Cass awoke with his name on her lips.
Luca.
He would die if she couldn’t free him, and the only way to do that was to find the Book of the Eternal Rose.
But how was she supposed to get to Florence? Aunt Agnese would never let her go on a trip by herself. Cass wasn’t even sure how to get there. Madalena’s father, Signor Rambaldo, made frequent visits to Florence for work. Maybe there was a chance Cass could tag along with him if he was going soon.
It was a long shot, but it was the only shot Cass had. She summoned Siena to assist her in dressing. She planned to go to Madalena’s palazzo immediately.
* * *
Mada’s new home with Marco was just a few blocks from her father’s palazzo, down one of the main side canals. The cream-colored building had red clay roof tiles and thick glass windows outlined in gold leaf.
Giuseppe anchored the gondola and helped Cass and Siena alight from the boat. He then settled back on the baseboards, covering his face with his wide-brimmed gardening hat. Apparently, he was planning on a nap.

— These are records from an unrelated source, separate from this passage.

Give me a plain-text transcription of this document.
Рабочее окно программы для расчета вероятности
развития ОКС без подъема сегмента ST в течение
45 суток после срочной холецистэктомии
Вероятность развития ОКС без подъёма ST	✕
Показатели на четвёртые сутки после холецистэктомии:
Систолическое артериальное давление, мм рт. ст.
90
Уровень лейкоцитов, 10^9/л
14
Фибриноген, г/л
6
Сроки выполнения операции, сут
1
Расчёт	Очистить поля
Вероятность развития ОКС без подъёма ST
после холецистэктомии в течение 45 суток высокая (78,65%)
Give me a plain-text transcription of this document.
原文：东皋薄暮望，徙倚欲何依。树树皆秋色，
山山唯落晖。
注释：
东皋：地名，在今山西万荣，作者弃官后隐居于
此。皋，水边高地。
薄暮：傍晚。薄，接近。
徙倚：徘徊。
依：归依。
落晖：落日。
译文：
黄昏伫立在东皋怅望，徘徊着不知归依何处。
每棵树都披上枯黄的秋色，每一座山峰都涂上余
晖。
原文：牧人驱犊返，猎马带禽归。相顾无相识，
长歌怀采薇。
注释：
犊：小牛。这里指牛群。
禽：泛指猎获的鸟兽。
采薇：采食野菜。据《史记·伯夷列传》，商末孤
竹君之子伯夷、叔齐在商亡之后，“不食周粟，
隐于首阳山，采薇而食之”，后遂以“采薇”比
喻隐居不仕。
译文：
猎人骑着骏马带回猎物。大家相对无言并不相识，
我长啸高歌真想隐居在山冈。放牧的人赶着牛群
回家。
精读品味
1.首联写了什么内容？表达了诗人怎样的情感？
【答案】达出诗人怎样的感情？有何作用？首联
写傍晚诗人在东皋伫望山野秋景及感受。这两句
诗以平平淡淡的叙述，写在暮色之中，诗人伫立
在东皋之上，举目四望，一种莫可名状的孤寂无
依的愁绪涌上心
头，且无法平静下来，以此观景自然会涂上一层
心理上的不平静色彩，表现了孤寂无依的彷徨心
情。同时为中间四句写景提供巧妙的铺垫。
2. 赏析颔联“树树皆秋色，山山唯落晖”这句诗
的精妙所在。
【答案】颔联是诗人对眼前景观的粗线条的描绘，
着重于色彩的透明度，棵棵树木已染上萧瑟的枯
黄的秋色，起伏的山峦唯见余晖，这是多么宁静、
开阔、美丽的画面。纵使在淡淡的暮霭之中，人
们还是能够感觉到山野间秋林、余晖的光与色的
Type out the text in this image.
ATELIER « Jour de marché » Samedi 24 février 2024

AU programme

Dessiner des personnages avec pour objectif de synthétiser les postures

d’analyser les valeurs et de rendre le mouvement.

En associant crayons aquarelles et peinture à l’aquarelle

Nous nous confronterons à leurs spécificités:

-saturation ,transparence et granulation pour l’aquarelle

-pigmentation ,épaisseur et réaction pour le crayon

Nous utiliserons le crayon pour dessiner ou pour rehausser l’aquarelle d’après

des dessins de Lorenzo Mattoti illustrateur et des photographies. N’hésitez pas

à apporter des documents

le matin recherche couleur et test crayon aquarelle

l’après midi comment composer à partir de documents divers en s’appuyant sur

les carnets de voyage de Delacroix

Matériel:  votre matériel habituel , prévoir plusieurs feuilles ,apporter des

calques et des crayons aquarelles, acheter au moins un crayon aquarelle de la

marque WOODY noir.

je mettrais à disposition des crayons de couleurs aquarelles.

Siena held a parasol above Cass’s head in one hand while she rapped the ring-shaped bronze doorknocker with her other. Cass waved her fan in front of her face as she watched a flat-bottomed
peàta
loaded down with sacks of fruits and vegetables float by.
The butler opened the door and ushered the girls inside. Madalena floated into view at the top of the stairs. She wore her favorite crimson bodice, which was fitted with a pair of long gossamer sleeves that hung down past the end of her fingertips. Her entire ensemble was blood-red—the skirts, the sleeves, even the high satin collar. It must have taken hundreds of kermes beetles to dye so much lush fabric. But that didn’t matter; Mada had been spoiled by her father, and now she would be spoiled by her doting husband. It was only fair. She had lost her mother and her younger brother years ago. She deserved her happiness.